Por lo que la historia no sería nada sin la mediocridad, que es la que da cuerda diaria al reloj que hace funcionar el mundo, como aquel pájaro de la obra de Murakami, la mayor garantía de que el mundo, a pesar de su agitada locura, mantiene el equilibrio. El equilibro está en la mediocridad no en la genialidad. Esta nos hace evolucionar como especie, nos hace disfrutar de obras bellas, nos explica cosas imposibles de explicar, pero es la mediocridad la que mantiene el nivel, como ese nivelador del albañil que con su gota de mercurio marca donde está el punto correcto, ni más escorado a la izquierda ni más escorado a la derecha, ni más arriba ni más abajo, el punto exacto equilibrado que evita que toda la obra se desmorone.

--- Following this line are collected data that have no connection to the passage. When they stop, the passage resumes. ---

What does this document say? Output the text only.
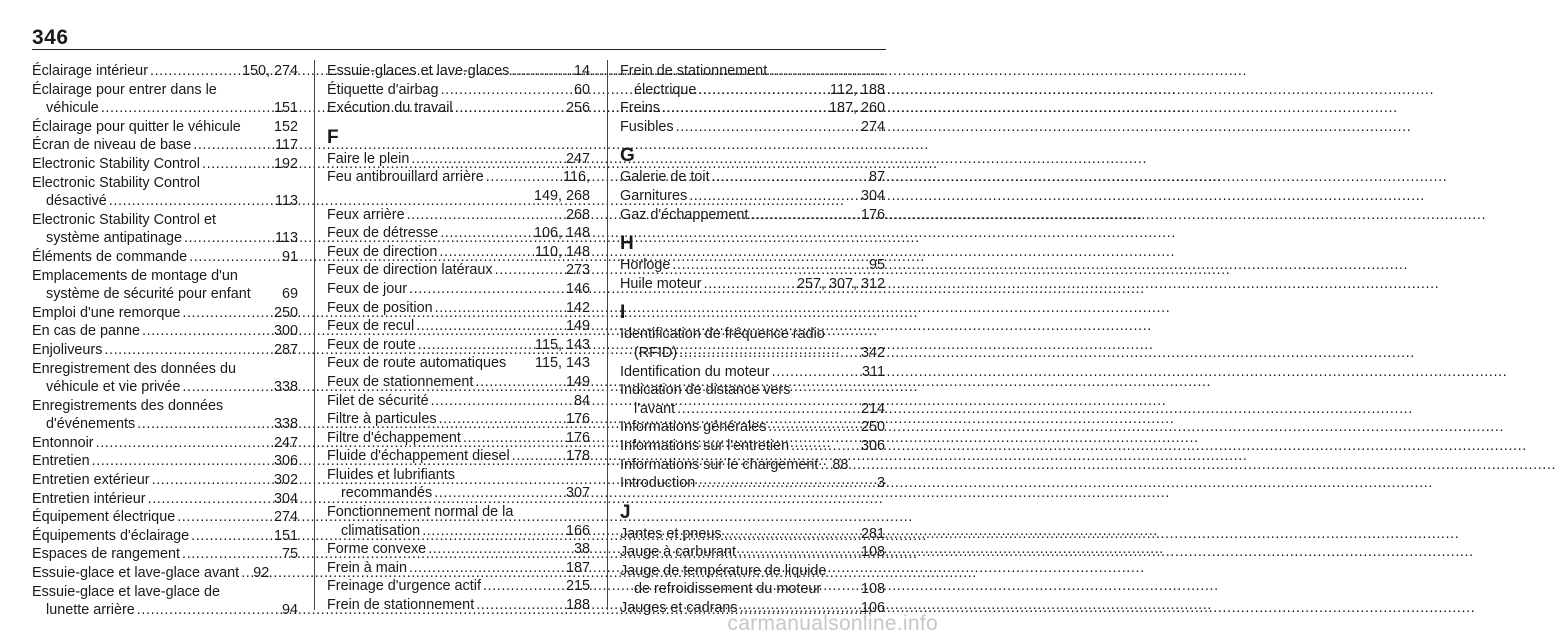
346
Éclairage intérieur .....	150, 274
Éclairage pour entrer dans le
véhicule .....	151
Éclairage pour quitter le véhicule 152
Écran de niveau de base .....	117
Electronic Stability Control .....	192
Electronic Stability Control
désactivé .....	113
Electronic Stability Control et
système antipatinage .....	113
Éléments de commande .....	91
Emplacements de montage d'un
système de sécurité pour enfant 69
Emploi d'une remorque .....	250
En cas de panne .....	300
Enjoliveurs .....	287
Enregistrement des données du
véhicule et vie privée .....	338
Enregistrements des données
d'événements .....	338
Entonnoir .....	247
Entretien .....	306
Entretien extérieur .....	302
Entretien intérieur .....	304
Équipement électrique .....	274
Équipements d'éclairage .....	151
Espaces de rangement .....	75
Essuie-glace et lave-glace avant ..... 92
Essuie-glace et lave-glace de
lunette arrière .....	94
Essuie-glaces et lave-glaces .....	14
Étiquette d'airbag .....	60
Exécution du travail .....	256
F
Faire le plein .....	247
Feu antibrouillard arrière .....	116,
149, 268
Feux arrière .....	268
Feux de détresse .....	106, 148
Feux de direction .....	110, 148
Feux de direction latéraux .....	273
Feux de jour .....	146
Feux de position .....	142
Feux de recul .....	149
Feux de route .....	115, 143
Feux de route automatiques 115, 143
Feux de stationnement .....	149
Filet de sécurité .....	84
Filtre à particules .....	176
Filtre d'échappement .....	176
Fluide d'échappement diesel .....	178
Fluides et lubrifiants
recommandés .....	307
Fonctionnement normal de la
climatisation .....	166
Forme convexe .....	38
Frein à main .....	187
Freinage d'urgence actif .....	215
Frein de stationnement .....	188
Frein de stationnement
électrique .....	112, 188
Freins .....	187, 260
Fusibles .....	274
G
Galerie de toit .....	87
Garnitures .....	304
Gaz d'échappement .....	176
H
Horloge .....	95
Huile moteur .....	257, 307, 312
I
Identification de fréquence radio
(RFID) .....	342
Identification du moteur .....	311
Indication de distance vers
l'avant .....	214
Informations générales .....	250
Informations sur l'entretien .....	306
Informations sur le chargement ..... 88
Introduction .....	3
J
Jantes et pneus .....	281
Jauge à carburant .....	108
Jauge de température de liquide
de refroidissement du moteur	108
Jauges et cadrans .....	106
carmanualsonline.info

El mediocre es quien sabe hacer casi de todo de manera razonable. Es quien sabe montar con precisión un mueble de Ikea, fijar un cuadro a la pared sin destrozarla, incluso aprobar una oposición para una Administración pública o salir elegido alcalde o concejal de su pueblo o diputado o ministro si se dan las circunstancias políticas concretas. Sin embargo, el genio hará del mueble de Ikea un enigma de imposible descifrado, del cuadro a fijar en la pared algo similar a lo que hizo Mr. Bean en su película o de la oposición una amalgama de conceptos útiles para su mente, pero inútiles para un tribunal, y no digamos si consigue acceder a un cargo. Alejado de las cuitas de los hombres como está, en un espacio en el que los hombres muestran sus más bajos instintos y sus cuitas son la razón de ser de sus contiendas, se enfrentará a unos hechos de imposible resolución para él.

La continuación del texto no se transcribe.